A new industry study highlights significant challenges in laboratory digitalisation, revealing that many scientists find current electronic lab notebooks (ELNs) fall short of modern research requirements. The research, conducted by Sapio Sciences, has surveyed 150 scientists across the US and Europe, finding that the limitations of legacy digital tools are driving an increase in shadow AI – the use of unauthorised, public AI tools for work-related tasks within pharmaceutical and biotech environments.
Fragmented data: from lab to supply chain
The research indicates that digital transformation has yet to resolve fundamental data-sharing issues, creating silos that threaten the entire product lifecycle. Currently, 65% of scientists are forced to repeat experiments because previous results are difficult to locate or reuse. This duplication not only inflates R&D costs but creates a knowledge gap where critical process data is lost before it can reach scale-up teams.
Failure to properly manage and contextualise data during the R&D phase creates a disconnect that prevents critical insights from successfully transitioning into manufacturing and the wider supply chain. With only 5% of respondents able to analyse results independently in their ELN, essential insights for downstream tech transfer remain locked behind manual, specialist-heavy processes.
“ The survey clearly shows a growing mismatch between modern scientific practice and the capabilities of traditional ELNs,” explains Mike Hampton, Chief Commercial Officer, Sapio Sciences. “When scientists can’t easily build on previous experiments without additional support, frustration turns into real cost.”
Security risks and regulatory compliance
Beyond workflow bottlenecks, the research identifies a growing security concern: 45% of surveyed scientists admit to using public generative AI tools through personal accounts to assist with their work. For pharma, this presents severe risks to intellectual property protection and regulatory compliance. When sensitive R&D data is entered into ungoverned public models, it bypasses the strict data integrity controls required by regulatory bodies, potentially compromising manufacturing validation.

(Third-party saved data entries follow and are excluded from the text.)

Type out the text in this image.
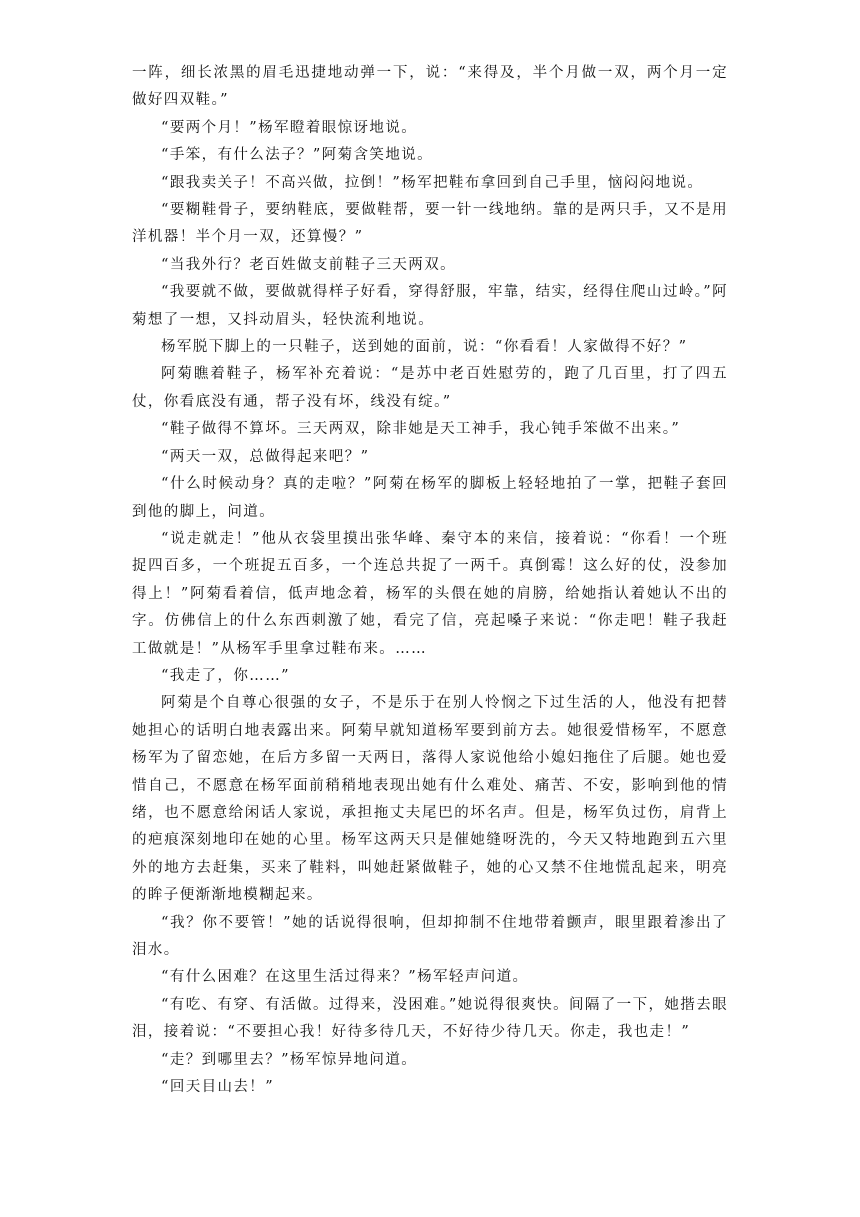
一阵，细长浓黑的眉毛迅捷地动弹一下，说：“来得及，半个月做一双，两个月一定做好四双鞋。”

“要两个月！”杨军瞪着眼惊讶地说。

“手笨，有什么法子？”阿菊含笑地说。

“跟我卖关子！不高兴做，拉倒！”杨军把鞋布拿回到自己手里，恼闷闷地说。

“要糊鞋骨子，要纳鞋底，要做鞋帮，要一针一线地纳。靠的是两只手，又不是用洋机器！半个月一双，还算慢？”

“当我外行？老百姓做支前鞋子三天两双。

“我要就不做，要做就得样子好看，穿得舒服，牢靠，结实，经得住爬山过岭。”阿菊想了一想，又抖动眉头，轻快流利地说。

杨军脱下脚上的一只鞋子，送到她的面前，说：“你看看！人家做得不好？”

阿菊瞧着鞋子，杨军补充着说：“是苏中老百姓慰劳的，跑了几百里，打了四五仗，你看底没有通，帮子没有坏，线没有绽。”

“鞋子做得不算坏。三天两双，除非她是天工神手，我心钝手笨做不出来。”

“两天一双，总做得起来吧？”

“什么时候动身？真的走啦？”阿菊在杨军的脚板上轻轻地拍了一掌，把鞋子套回到他的脚上，问道。

“说走就走！”他从衣袋里摸出张华峰、秦守本的来信，接着说：“你看！一个班捉四百多，一个班捉五百多，一个连总共捉了一两千。真倒霉！这么好的仗，没参加得上！”阿菊看着信，低声地念着，杨军的头偎在她的肩膀，给她指认着她认不出的字。仿佛信上的什么东西刺激了她，看完了信，亮起嗓子来说：“你走吧！鞋子我赶工做就是！”从杨军手里拿过鞋布来。……

“我走了，你……”

阿菊是个自尊心很强的女子，不是乐于在别人怜悯之下过生活的人，他没有把替她担心的话明白地表露出来。阿菊早就知道杨军要到前方去。她很爱惜杨军，不愿意杨军为了留恋她，在后方多留一天两日，落得人家说他给小媳妇拖住了后腿。她也爱惜自己，不愿意在杨军面前稍稍地表现出她有什么难处、痛苦、不安，影响到他的情绪，也不愿意给闲话人家说，承担拖丈夫尾巴的坏名声。但是，杨军负过伤，肩背上的疤痕深刻地印在她的心里。杨军这两天只是催她缝呀洗的，今天又特地跑到五六里外的地方去赶集，买来了鞋料，叫她赶紧做鞋子，她的心又禁不住地慌乱起来，明亮的眸子便渐渐地模糊起来。

“我？你不要管！”她的话说得很响，但却抑制不住地带着颤声，眼里跟着渗出了泪水。

“有什么困难？在这里生活过得来？”杨军轻声问道。

“有吃、有穿、有活做。过得来，没困难。”她说得很爽快。间隔了一下，她揩去眼泪，接着说：“不要担心我！好待多待几天，不好待少待几天。你走，我也走！”

“走？到哪里去？”杨军惊异地问道。

“回天目山去！”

“Scientists aren’t turning to public AI because they want to bypass governance,” says Sean Blake, Chief Information Officer, Sapio Sciences. “They’re doing it because existing lab tools can’t help them analyse results or determine next steps efficiently.”
Scientific demand for advanced integration
The study indicates a scientific consensus that laboratory technology must evolve beyond simple data documentation. Approximately 96% of scientists call for software that actively assists with data interpretation, while 78% express a need for voice-activated interfaces to facilitate hands-free work.
As pharma R&D costs rise, the average cost of developing a drug rose to $2.23bn in 2024, researchers will increasingly seek platforms that prioritise usability and native AI integration over traditional data storage. If data is not contextualised at the point of discovery, information will not be translated effectively into manufacturing and the broader supply chain – an outcome that all stakeholders will be keen to avoid.